For case studies on sharing cities worldwide we drew upon some of the examples in the book Shareable Sharing Cities: Activating the Urban Commons. We are thankful to Shareable co-founder Neal Gorenflo for his support and for being a constant source of inspiration throughout the last years. We benefited tremendously from our mutual exchange with Daniela Patti and Levente Polyk, co-founders of Eutropian, who nurtured our interest in sustainable urban regeneration processes. We have also learned a great deal from Eutropians research projects and found particularly useful the case studies contained in the book Funding the Cooperative City. We shared the initial part of this research journey with Gregorio Arena, Daniele Donati, and Fabio Giglioni at Labsus.org.
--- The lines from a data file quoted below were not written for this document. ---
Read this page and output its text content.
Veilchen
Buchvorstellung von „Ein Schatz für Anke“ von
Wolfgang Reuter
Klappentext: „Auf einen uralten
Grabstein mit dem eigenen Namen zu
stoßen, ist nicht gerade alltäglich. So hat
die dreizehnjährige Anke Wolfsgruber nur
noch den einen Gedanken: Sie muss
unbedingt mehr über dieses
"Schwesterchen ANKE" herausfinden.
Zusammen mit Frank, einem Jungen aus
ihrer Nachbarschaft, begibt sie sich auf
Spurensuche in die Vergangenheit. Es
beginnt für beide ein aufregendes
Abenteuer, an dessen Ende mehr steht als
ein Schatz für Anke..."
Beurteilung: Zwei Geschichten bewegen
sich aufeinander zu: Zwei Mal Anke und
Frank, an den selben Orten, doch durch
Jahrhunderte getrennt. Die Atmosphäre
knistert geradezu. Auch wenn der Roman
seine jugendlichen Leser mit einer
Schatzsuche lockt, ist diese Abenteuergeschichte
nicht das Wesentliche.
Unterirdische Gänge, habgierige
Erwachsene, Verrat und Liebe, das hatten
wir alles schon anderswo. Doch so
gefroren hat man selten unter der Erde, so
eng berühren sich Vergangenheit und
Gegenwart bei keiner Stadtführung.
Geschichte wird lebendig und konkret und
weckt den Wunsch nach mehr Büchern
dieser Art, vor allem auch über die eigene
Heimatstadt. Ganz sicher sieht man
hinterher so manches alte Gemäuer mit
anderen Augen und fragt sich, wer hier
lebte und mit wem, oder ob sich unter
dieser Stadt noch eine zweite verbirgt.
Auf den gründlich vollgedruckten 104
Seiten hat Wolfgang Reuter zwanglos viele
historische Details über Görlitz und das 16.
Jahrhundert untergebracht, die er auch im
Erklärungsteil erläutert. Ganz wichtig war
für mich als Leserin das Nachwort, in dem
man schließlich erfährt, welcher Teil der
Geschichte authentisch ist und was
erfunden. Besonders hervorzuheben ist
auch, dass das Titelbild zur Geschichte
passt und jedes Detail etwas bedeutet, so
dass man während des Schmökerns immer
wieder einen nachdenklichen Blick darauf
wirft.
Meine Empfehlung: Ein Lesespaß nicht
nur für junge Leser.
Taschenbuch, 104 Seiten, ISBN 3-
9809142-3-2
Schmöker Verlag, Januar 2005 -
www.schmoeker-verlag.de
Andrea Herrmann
We are deeply grateful to Nicoletta Levi, Valeria Montanari, Lanfranco De Franco, and Luca Vecchi, leading policymakers in Reggio Emilia; Gianni Ferrero, Fabrizio Barbiero, Walter Cavallaro, Ilda Curti, Alice Zanasi, Tiziana Eliantonio, Laura Socci, Alessandra Quarta, Ugo Mattei, Antonio Vercellone, Rocco Albanese, Simone DAntonio, and Paolo Testa, key players in the Co-City Turin UIA project; Nicola Masella, Fabio Pascap, Alberto Lucarelli, Carmine Piscopo, Giuseppe Micciarelli, Roberta Nicchia, and Maria Francesca De Tullio, key figures in the Naples urban commons policymaking and advocacy who led also the Civic eState URBACT project (which helped us learn from the professional expertise of exemplary urban civil servants and activists such as Magdalena Skiba and Michal Zorena from Gdansk; Natalie van Loon from Amsterdam; Gala Pin, Laia Fornet, Albert Gomez Martin, and Mauro Castro from Barcelona; Emma Tytgadt, Yoko Gesels, and Eleke Langeraert from Gent; Marius Homocianu from Iasi; and Peter Fomela from Presov); Mauro Annunziato and Claudia Meloni, lead scientists at ENEA the Italian National Research Agency on Sustainable Development, who enabled our research on smart communities and energy communities; Luca Talluri, Alessandro Almadori, and Luca Montuori, who supported our research endeavor to reconceive public and social housing as commons; Massimo Alvisi and Gerlando Iorio, who involved us in the Co-Battipaglia project and made us think about the key role urban planning may play in enabling the urban commons; and Paola Verdinelli, Paola Cannav, Dario Minghetti, and Urio Cini, who played a key role in the first river participatory foundation and the first neighborhood cooperative incubated in Rome through the Co-Roma.it platform and project. They all contributed to give us the opportunity to collaborate in a collective effort to put the theory of the urban commons into practice in stimulating testbeds like Bologna, Reggio Emilia, Turin, Naples, and Rome.